Les défis de la promotion sociale et de l’intégration nationale sont lourds, parfois gigantesques, mais ils sont décisifs, puisqu’il s’agit du contenu de l’égalité, des droits et des devoirs au sein de notre République, bref de rebâtir notre « vivre ensemble ». Face à ces défis, certains professent le repli communautariste : organiser la société en une juxtaposition de groupes définis par leurs origines géographiques ou ethniques, leurs croyances philosophiques ou religieuses. Une variante civile de ce qu’est le libéralisme en matière économique : ici les riches, ailleurs les pauvres ; ici les hommes, ailleurs les femmes ; ici les blancs, ailleurs les autres. Fasciné par le modèle américain, le chef de l’UMP est le fer de lance de cette conception.

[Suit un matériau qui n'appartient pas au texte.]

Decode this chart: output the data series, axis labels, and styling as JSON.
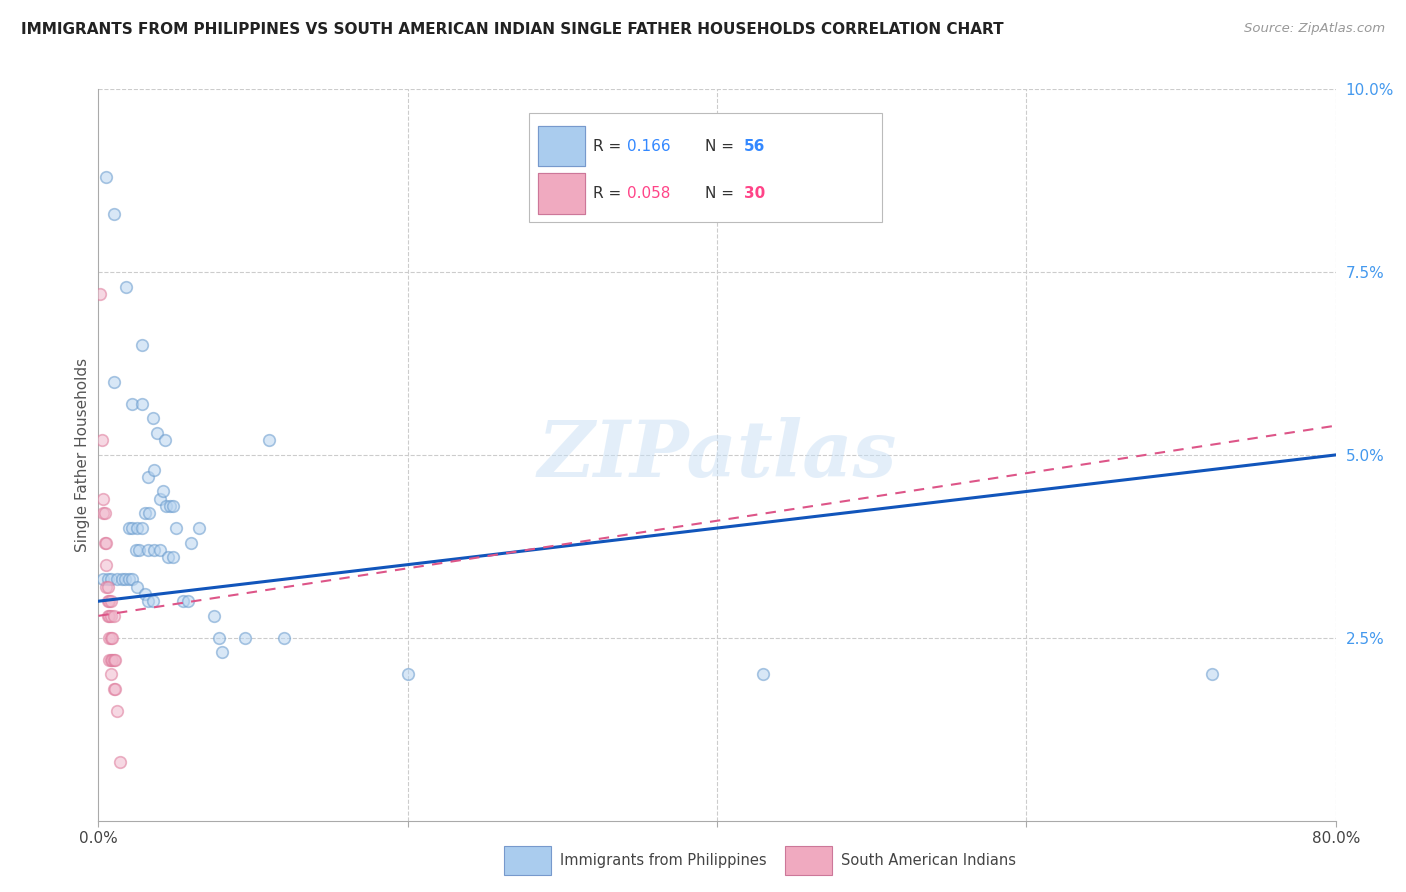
{
  "title": "IMMIGRANTS FROM PHILIPPINES VS SOUTH AMERICAN INDIAN SINGLE FATHER HOUSEHOLDS CORRELATION CHART",
  "source": "Source: ZipAtlas.com",
  "ylabel": "Single Father Households",
  "xlim": [
    0,
    0.8
  ],
  "ylim": [
    0,
    0.1
  ],
  "xticks": [
    0.0,
    0.2,
    0.4,
    0.6,
    0.8
  ],
  "yticks": [
    0.025,
    0.05,
    0.075,
    0.1
  ],
  "xticklabels": [
    "0.0%",
    "",
    "",
    "",
    "80.0%"
  ],
  "yticklabels_right": [
    "2.5%",
    "5.0%",
    "7.5%",
    "10.0%"
  ],
  "watermark": "ZIPatlas",
  "blue_scatter": [
    [
      0.005,
      0.088
    ],
    [
      0.01,
      0.083
    ],
    [
      0.018,
      0.073
    ],
    [
      0.028,
      0.065
    ],
    [
      0.01,
      0.06
    ],
    [
      0.022,
      0.057
    ],
    [
      0.028,
      0.057
    ],
    [
      0.035,
      0.055
    ],
    [
      0.038,
      0.053
    ],
    [
      0.043,
      0.052
    ],
    [
      0.11,
      0.052
    ],
    [
      0.032,
      0.047
    ],
    [
      0.036,
      0.048
    ],
    [
      0.04,
      0.044
    ],
    [
      0.042,
      0.045
    ],
    [
      0.044,
      0.043
    ],
    [
      0.046,
      0.043
    ],
    [
      0.048,
      0.043
    ],
    [
      0.02,
      0.04
    ],
    [
      0.022,
      0.04
    ],
    [
      0.025,
      0.04
    ],
    [
      0.028,
      0.04
    ],
    [
      0.03,
      0.042
    ],
    [
      0.033,
      0.042
    ],
    [
      0.05,
      0.04
    ],
    [
      0.06,
      0.038
    ],
    [
      0.065,
      0.04
    ],
    [
      0.024,
      0.037
    ],
    [
      0.026,
      0.037
    ],
    [
      0.032,
      0.037
    ],
    [
      0.036,
      0.037
    ],
    [
      0.04,
      0.037
    ],
    [
      0.045,
      0.036
    ],
    [
      0.048,
      0.036
    ],
    [
      0.003,
      0.033
    ],
    [
      0.006,
      0.033
    ],
    [
      0.008,
      0.033
    ],
    [
      0.012,
      0.033
    ],
    [
      0.015,
      0.033
    ],
    [
      0.017,
      0.033
    ],
    [
      0.02,
      0.033
    ],
    [
      0.022,
      0.033
    ],
    [
      0.025,
      0.032
    ],
    [
      0.03,
      0.031
    ],
    [
      0.032,
      0.03
    ],
    [
      0.035,
      0.03
    ],
    [
      0.055,
      0.03
    ],
    [
      0.058,
      0.03
    ],
    [
      0.075,
      0.028
    ],
    [
      0.078,
      0.025
    ],
    [
      0.08,
      0.023
    ],
    [
      0.095,
      0.025
    ],
    [
      0.12,
      0.025
    ],
    [
      0.2,
      0.02
    ],
    [
      0.43,
      0.02
    ],
    [
      0.72,
      0.02
    ]
  ],
  "pink_scatter": [
    [
      0.001,
      0.072
    ],
    [
      0.002,
      0.052
    ],
    [
      0.003,
      0.044
    ],
    [
      0.003,
      0.042
    ],
    [
      0.004,
      0.042
    ],
    [
      0.004,
      0.038
    ],
    [
      0.005,
      0.038
    ],
    [
      0.005,
      0.035
    ],
    [
      0.005,
      0.032
    ],
    [
      0.006,
      0.032
    ],
    [
      0.006,
      0.03
    ],
    [
      0.006,
      0.028
    ],
    [
      0.007,
      0.03
    ],
    [
      0.007,
      0.028
    ],
    [
      0.007,
      0.025
    ],
    [
      0.007,
      0.022
    ],
    [
      0.008,
      0.03
    ],
    [
      0.008,
      0.028
    ],
    [
      0.008,
      0.025
    ],
    [
      0.008,
      0.022
    ],
    [
      0.008,
      0.02
    ],
    [
      0.009,
      0.025
    ],
    [
      0.009,
      0.022
    ],
    [
      0.01,
      0.028
    ],
    [
      0.01,
      0.022
    ],
    [
      0.01,
      0.018
    ],
    [
      0.011,
      0.022
    ],
    [
      0.011,
      0.018
    ],
    [
      0.012,
      0.015
    ],
    [
      0.014,
      0.008
    ]
  ],
  "blue_line": {
    "x0": 0.0,
    "y0": 0.03,
    "x1": 0.8,
    "y1": 0.05
  },
  "pink_line": {
    "x0": 0.0,
    "y0": 0.028,
    "x1": 0.8,
    "y1": 0.054
  },
  "scatter_size": 70,
  "scatter_alpha": 0.55,
  "scatter_linewidth": 1.2,
  "blue_fill": "#b8d4f0",
  "blue_edge": "#6699cc",
  "pink_fill": "#f0b8cc",
  "pink_edge": "#dd7799",
  "blue_line_color": "#1155bb",
  "pink_line_color": "#dd5588",
  "background_color": "#ffffff",
  "grid_color": "#cccccc",
  "grid_linestyle": "--",
  "right_tick_color": "#4499ee",
  "legend_blue_fill": "#aaccee",
  "legend_blue_edge": "#7799cc",
  "legend_pink_fill": "#f0aac0",
  "legend_pink_edge": "#cc7799",
  "legend_R_color": "#3388ff",
  "legend_N_color": "#3388ff",
  "legend_R2_color": "#ff4488",
  "legend_N2_color": "#ff4488",
  "bottom_label1": "Immigrants from Philippines",
  "bottom_label2": "South American Indians"
}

Cette pseudo solution communautariste n’a jamais été la mienne et elle ne le sera jamais. Elle empêche l’épanouissement des jeunes, l’émancipation des femmes, reléguées au rôle d’éternelles mineures, éternelles soumises, éternelles victimes, alors que c’est par elles que passe une intégration réussie. Elle prétend faire coexister des différences, mais elle porte en réalité des conflits en germe : mes intérêts contre les tiens, mon territoire contre le tien, mes croyances contre les tiennes et ma mémoire contre la tienne. Elle fait le lit des intégrismes. Au contraire, il faut que chacun, avec ses spécificités, se sente à l’aise dans la République et puisse pleinement y réussir. Beaucoup de progrès restent à accomplir pour que la République retrouve tous ses enfants et offre la même perspective de fraternité à tous. Alors, prenons les dispositions concrètes pour le faire (logement, emploi, école, loisirs). Pour ma part, je n’accepterai jamais de parler du creuset républicain au passé, de considérer nos valeurs comme de la ringardise. Respectons les différences de cultures, de croyances et de foi, agissons pour que chaque culte puisse être pratiqué à égalité de droits, mais cantonnons-les dans la sphère des choix individuels et des pratiques privées. C’est pourquoi, dès le Congrès de Dijon, je m’étais exprimé en faveur de l’interdiction des signes religieux à l’école. Certains dirigeants s’étaient alors montrés hésitants, voire hostiles. Cela ne m’a pas détourné de ma route et, aujourd’hui, je le redis avec clarté : le candidat de droite sera celui des communautarismes, le nôtre doit être celui de la citoyenneté. Par une politique d’égalités en actes, nous ferons en sorte que chacun se reconnaisse dans la République et y trouve vraiment sa place. La loi de 1905 sur la séparation des Eglises et de l’Etat ne sera pas modifiée. Nous refuserons tout fichage ethnique de la population. Je défendrai et je promouvrai, parce qu’elle est la clef du « vivre ensemble », la laïcité.

L’urgence

Chers amis,

Depuis quelques mois, un excellent travail a commencé pour préparer notre projet sous l’impulsion d’Henri Emmanuelli. Je souhaite que l’issue de ce travail nous rassemble. Il faudra articuler les objectifs et les valeurs que je viens de rappeler avec des mesures d’urgence, à prendre dès les premiers mois. Car il ne s’agit pas seulement pour la gauche de gagner l’élection, mais de conduire ensemble la nation. Je pense notamment que cinq urgences s’imposeront, pour lesquelles je veux citer dès maintenant au moins une disposition précise. En soulignant que cette liste devra être discutée, complétée, modifiée par l’ensemble des socialistes et avec nos partenaires. Et en ajoutant que cet agenda suppose que tout ne soit pas balayé par la survenance dans cette période d’une pandémie, oui d’une pandémie majeure, dont les experts semblent parfois plus préoccupés que les autorités politiques en place.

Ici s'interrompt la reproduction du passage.